Many thanks to a dear reader we won’t identify at their request. Not only did it make my day, but that week and well beyond.
I’d like to think this edition will evoke the same sort of response. In my humble opinion, there’s plenty more of the same, starting with our cover feature on the force of nature known to one and all as Tutti Perricone. She’s a Middleburg native, chef and caterer extraordinaire who also happens to sing like a songbird.
She has plenty of history in this area, and that fits in quite nicely with several other stories to mark February as Black History Month. Read all about Porcha Dodson, who grew up on a farm outside Middleburg, was an academic and stage star from The Hill School through college and now is a development officer for Episcopal school in Alexandria.

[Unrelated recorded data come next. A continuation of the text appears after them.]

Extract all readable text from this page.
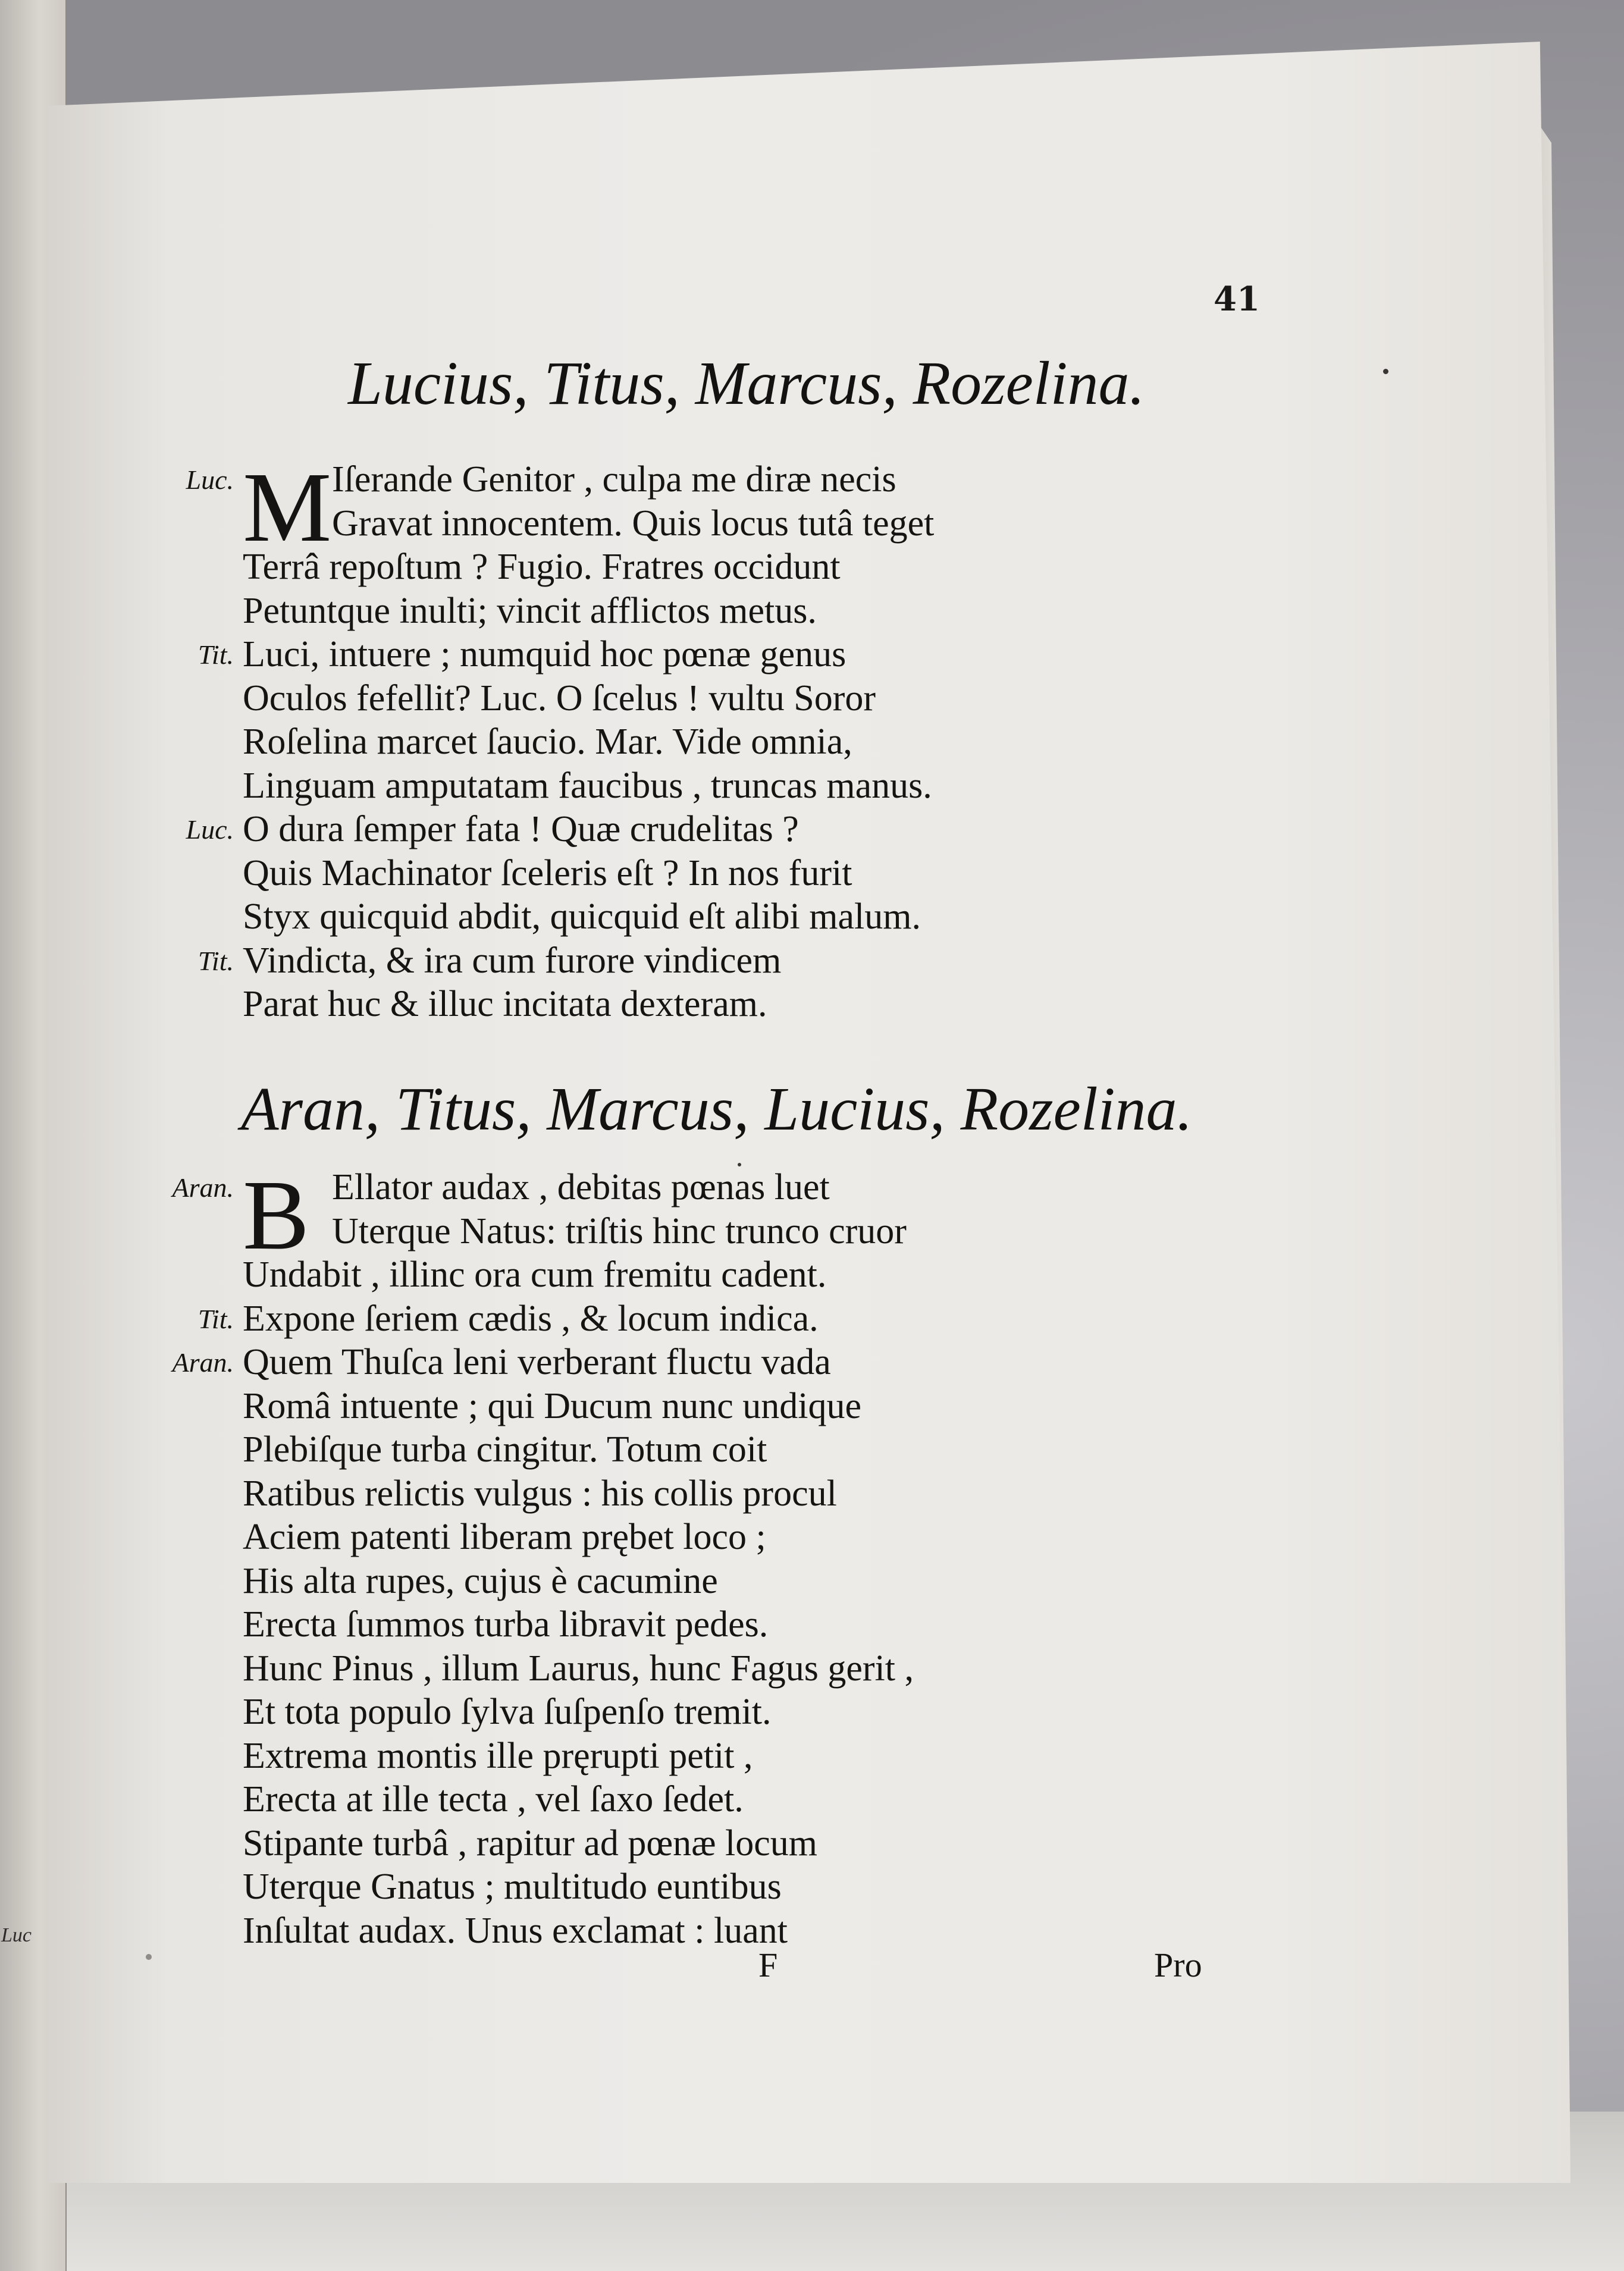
Luc
41
Lucius, Titus, Marcus, Rozelina.
M
Luc.	Iſerande Genitor , culpa me diræ necis
Gravat innocentem. Quis locus tutâ teget
Terrâ repoſtum ? Fugio. Fratres occidunt
Petuntque inulti; vincit afflictos metus.
Tit. Luci, intuere ; numquid hoc pœnæ genus
Oculos fefellit? Luc. O ſcelus ! vultu Soror
Roſelina marcet ſaucio. Mar. Vide omnia,
Linguam amputatam faucibus , truncas manus.
Luc. O dura ſemper fata ! Quæ crudelitas ?
Quis Machinator ſceleris eſt ? In nos furit
Styx quicquid abdit, quicquid eſt alibi malum.
Tit. Vindicta, & ira cum furore vindicem
Parat huc & illuc incitata dexteram.
Aran, Titus, Marcus, Lucius, Rozelina.
B
Aran.	Ellator audax , debitas pœnas luet
Uterque Natus: triſtis hinc trunco cruor
Undabit , illinc ora cum fremitu cadent.
Tit. Expone ſeriem cædis , & locum indica.
Aran. Quem Thuſca leni verberant fluctu vada
Româ intuente ; qui Ducum nunc undique
Plebiſque turba cingitur. Totum coit
Ratibus relictis vulgus : his collis procul
Aciem patenti liberam prębet loco ;
His alta rupes, cujus è cacumine
Erecta ſummos turba libravit pedes.
Hunc Pinus , illum Laurus, hunc Fagus gerit ,
Et tota populo ſylva ſuſpenſo tremit.
Extrema montis ille pręrupti petit ,
Erecta at ille tecta , vel ſaxo ſedet.
Stipante turbâ , rapitur ad pœnæ locum
Uterque Gnatus ; multitudo euntibus
Inſultat audax. Unus exclamat : luant
F	Pro
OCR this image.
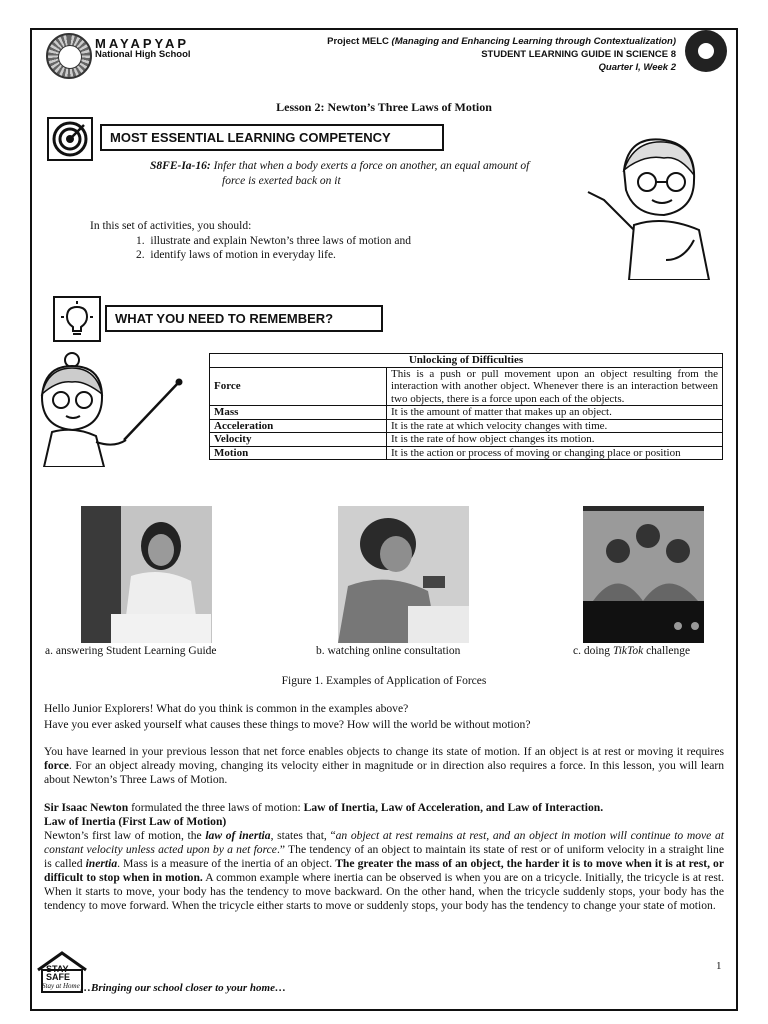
MAYAPYAP
National High School
Project MELC (Managing and Enhancing Learning through Contextualization)
STUDENT LEARNING GUIDE IN SCIENCE 8
Quarter I, Week 2
Lesson 2: Newton’s Three Laws of Motion
MOST ESSENTIAL LEARNING COMPETENCY
S8FE-Ia-16: Infer that when a body exerts a force on another, an equal amount of
force is exerted back on it
In this set of activities, you should:
1.  illustrate and explain Newton’s three laws of motion and
2.  identify laws of motion in everyday life.
WHAT YOU NEED TO REMEMBER?
Unlocking of Difficulties	
Force	This is a push or pull movement upon an object resulting from the interaction with another object. Whenever there is an interaction between two objects, there is a force upon each of the objects.
Mass	It is the amount of matter that makes up an object.
Acceleration	It is the rate at which velocity changes with time.
Velocity	It is the rate of how object changes its motion.
Motion	It is the action or process of moving or changing place or position
a. answering Student Learning Guide	b. watching online consultation	c. doing TikTok challenge
Figure 1. Examples of Application of Forces
Hello Junior Explorers! What do you think is common in the examples above?
Have you ever asked yourself what causes these things to move? How will the world be without motion?
You have learned in your previous lesson that net force enables objects to change its state of motion. If an object is at rest or moving it requires force. For an object already moving, changing its velocity either in magnitude or in direction also requires a force. In this lesson, you will learn about Newton’s Three Laws of Motion.
Sir Isaac Newton formulated the three laws of motion: Law of Inertia, Law of Acceleration, and Law of Interaction.
Law of Inertia (First Law of Motion)
Newton’s first law of motion, the law of inertia, states that, “an object at rest remains at rest, and an object in motion will continue to move at constant velocity unless acted upon by a net force.” The tendency of an object to maintain its state of rest or of uniform velocity in a straight line is called inertia. Mass is a measure of the inertia of an object. The greater the mass of an object, the harder it is to move when it is at rest, or difficult to stop when in motion. A common example where inertia can be observed is when you are on a tricycle. Initially, the tricycle is at rest. When it starts to move, your body has the tendency to move backward. On the other hand, when the tricycle suddenly stops, your body has the tendency to move forward. When the tricycle either starts to move or suddenly stops, your body has the tendency to change your state of motion.
STAY
SAFE
Stay at Home …Bringing our school closer to your home…
1
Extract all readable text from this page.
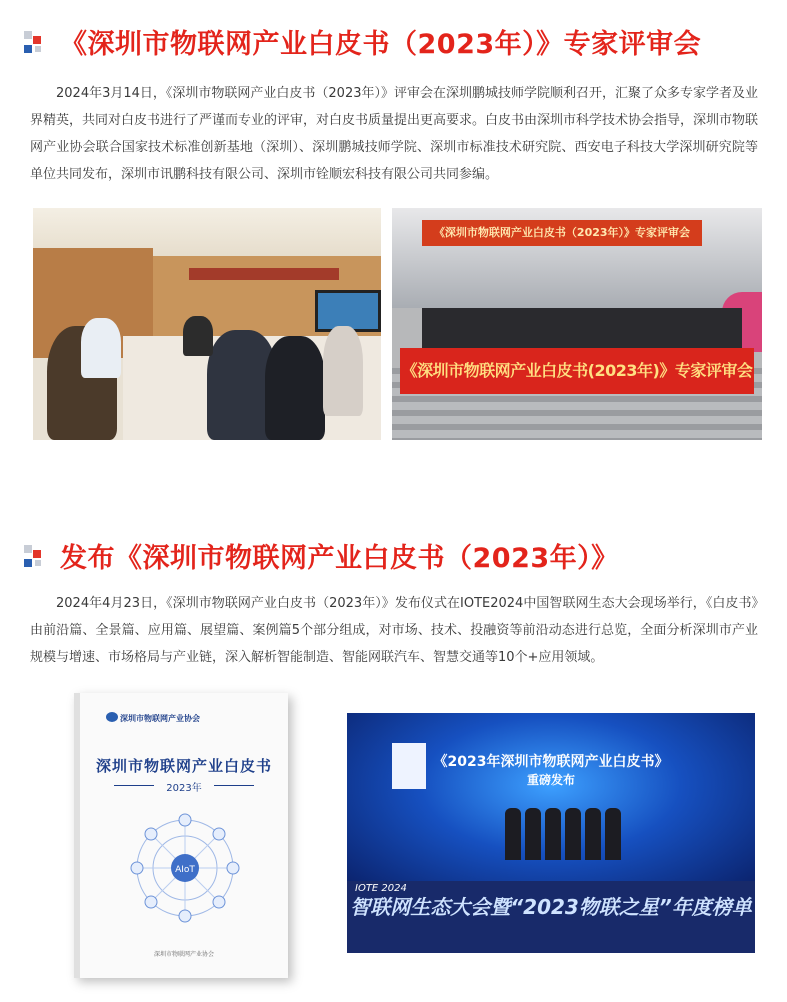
《深圳市物联网产业白皮书（2023年）》专家评审会

2024年3月14日，《深圳市物联网产业白皮书（2023年）》评审会在深圳鹏城技师学院顺利召开，汇聚了众多专家学者及业界精英，共同对白皮书进行了严谨而专业的评审，对白皮书质量提出更高要求。白皮书由深圳市科学技术协会指导，深圳市物联网产业协会联合国家技术标准创新基地（深圳）、深圳鹏城技师学院、深圳市标准技术研究院、西安电子科技大学深圳研究院等单位共同发布，深圳市讯鹏科技有限公司、深圳市铨顺宏科技有限公司共同参编。

《深圳市物联网产业白皮书（2023年）》专家评审会
《深圳市物联网产业白皮书(2023年)》专家评审会
发布《深圳市物联网产业白皮书（2023年）》

2024年4月23日，《深圳市物联网产业白皮书（2023年）》发布仪式在IOTE2024中国智联网生态大会现场举行，《白皮书》由前沿篇、全景篇、应用篇、展望篇、案例篇5个部分组成，对市场、技术、投融资等前沿动态进行总览，全面分析深圳市产业规模与增速、市场格局与产业链，深入解析智能制造、智能网联汽车、智慧交通等10个+应用领域。

深圳市物联网产业协会
深圳市物联网产业白皮书
2023年
AIoT
深圳市物联网产业协会
《2023年深圳市物联网产业白皮书》
重磅发布
IOTE 2024
智联网生态大会暨“2023物联之星”年度榜单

Pat Reilly has profiled 96-year-old Ethel Rae Stewart, who taught at several segregated black schools in Loudoun County. And Jodi Nash focuses on a new project from the Afro-American Historical Association of Fauquier County helping residents trace their roots back to their enslaved ancestors.
We’ve got Part II of John Rolfe Gardiner’s wonderful short story based on Middleburg, the excerpt of a new book on Huntland by Marc Leepson and another fascinating piece from John Toler on the calamitous fire that nearly destroyed The Plains in 1967.
And finally, hooray for regular ZEST contributor Sean Clancy, honored with a prestigious Eclipse Award in early January for a memorable story he wrote in August on a tragic horse race at Saratoga. It appeared in the Saratoga Special owned by Sean and his brother Joe and we’re thrilled to reprint the piece that earned racing’s equivalent of a Pulitzer Prize.
Who knows, maybe we’ll get a few nice emails after this winter edition hits the streets, hopefully adding even more ZEST to your reading pleasure.